アーサー様は意気込む私に微笑んで、オレンジの果実水を口に含みました。喉が上下に動き、小さく息を吐きます。
「マリナレッタさんは男爵家の次女でした。小さな領地で領民に愛され奔放に生きてきましたが、事故でお母さまとお姉さまを失ったことで一転、女主人としての最低限の知識や教養が求められるようになりました」
「馬車が滑落したんだったね。車体に細工がしてあったのではないかって疑惑もあって、こちらにも話だけは聞こえてきたよ」
後妻となった女の悪知恵です。後妻は計画的に男爵家の乗っ取りを進めています。今もなお。
ですがそれはマリナレッタさんのプレゼンとは関係ありませんし、いずれアーサー様が突き止めることですからここでは伏せておきましょう。

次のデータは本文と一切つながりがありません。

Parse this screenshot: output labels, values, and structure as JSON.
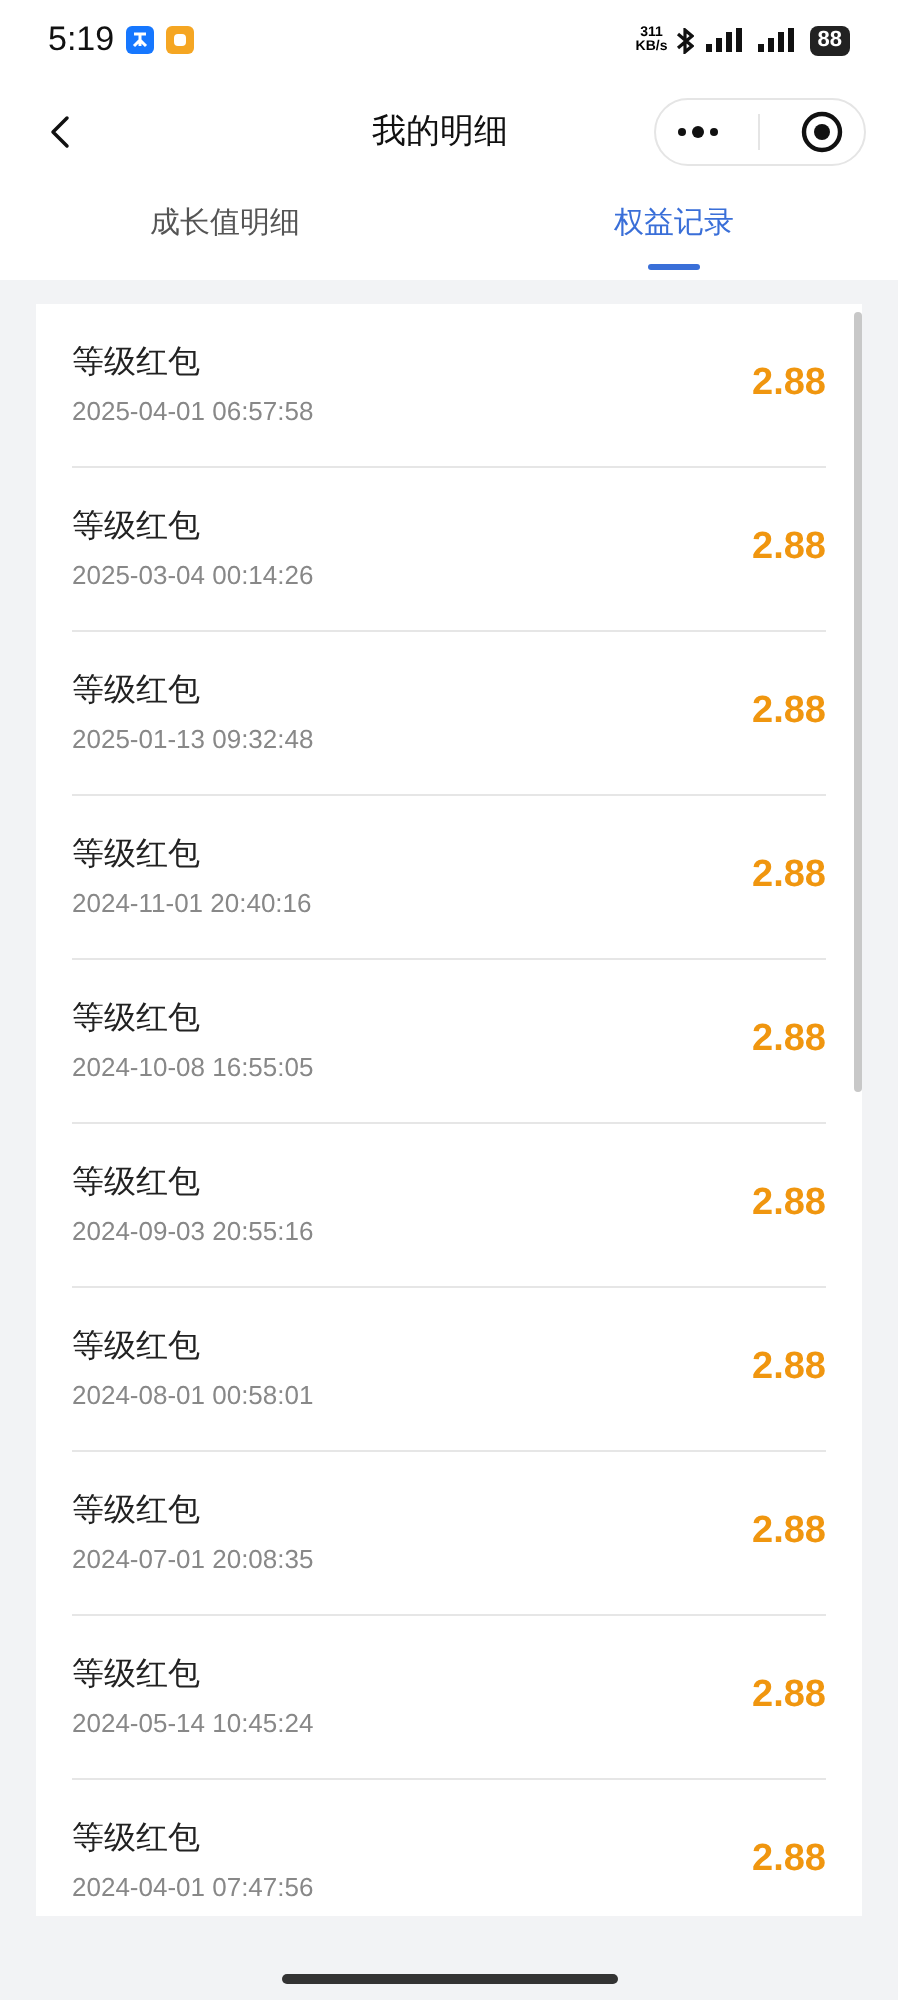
{
  "status_bar": {
    "time": "5:19",
    "speed": "311\nKB/s",
    "battery": "88"
  },
  "nav": {
    "title": "我的明细"
  },
  "tabs": [
    {
      "label": "成长值明细",
      "selected": false
    },
    {
      "label": "权益记录",
      "selected": true
    }
  ],
  "records": [
    {
      "title": "等级红包",
      "time": "2025-04-01 06:57:58",
      "amount": "2.88"
    },
    {
      "title": "等级红包",
      "time": "2025-03-04 00:14:26",
      "amount": "2.88"
    },
    {
      "title": "等级红包",
      "time": "2025-01-13 09:32:48",
      "amount": "2.88"
    },
    {
      "title": "等级红包",
      "time": "2024-11-01 20:40:16",
      "amount": "2.88"
    },
    {
      "title": "等级红包",
      "time": "2024-10-08 16:55:05",
      "amount": "2.88"
    },
    {
      "title": "等级红包",
      "time": "2024-09-03 20:55:16",
      "amount": "2.88"
    },
    {
      "title": "等级红包",
      "time": "2024-08-01 00:58:01",
      "amount": "2.88"
    },
    {
      "title": "等级红包",
      "time": "2024-07-01 20:08:35",
      "amount": "2.88"
    },
    {
      "title": "等级红包",
      "time": "2024-05-14 10:45:24",
      "amount": "2.88"
    },
    {
      "title": "等级红包",
      "time": "2024-04-01 07:47:56",
      "amount": "2.88"
    }
  ]
}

「進学予定のなかったマリナレッタさんは急遽、聖トムスン王立学院へ。王都を中心に活躍するブルジョアジーより資産の少ない男爵家ですから、彼女にまともな貴族教育は施されていませんでした」
「なるほどよくある話だね」
ここで言う「まともな」は、学院で通用する程度のという意味です。平民から見ればいっぱしのお嬢様に見えるでしょう。
私は頷いて続けます。
「彼女はそんな境遇ながら家のため、病に伏せるお父様のため必死に学びます。苛めに耐え、孤独に耐え、貧乏に耐え、それでも笑顔を浮かべて!」
「健気だ」
「アーサー様と恋に落ちるも、エメリナに目をつけられることとなった彼女の生活はさらに苛烈なものに」
「うん?」
私は拳を強く握り、横に座るアーサー様へ向かって前のめりに訴えます。
「エメリナはもう本当に容赦がなくて! 水を掛けるとか階段上から突き飛ばすとか、さらには男子生徒に襲わせようとしたり! 人の心はあるのかしら!」
「落ち着いて?」
「……失礼しました。結局マリナレッタさんはご自身がアーサー様に相応しくないと考え、出しゃばらないようにと学院のパーティーでは壁の花。ああなんてかわいそうなの」
「そのひどい苛めも、エメリナが嫉妬したからって聞いたけど」
「ええそうです。そうでなければマリナレッタさんに興味さえ持たなかったと思います」
アーサー様は、ぎゅっと握った私の拳を包むように大きな手を載せました。あったかくて優しい手です。
少しだけ熱のこもったスミレ色の瞳が、真っ直ぐに私を見つめました。
「予言書ではなく現実の君はどうなの? 以前は嫉妬しないようにすると言っていたけど、実際のところは……彼女と親しくしてみたらわかるかな」
「わっ、私のことは今は関係ありませんーっ!」
慌てて彼の手から拳を引き抜きリンゴの果実水を煽ると、アーサー様はよく通る声で盛大に笑いました。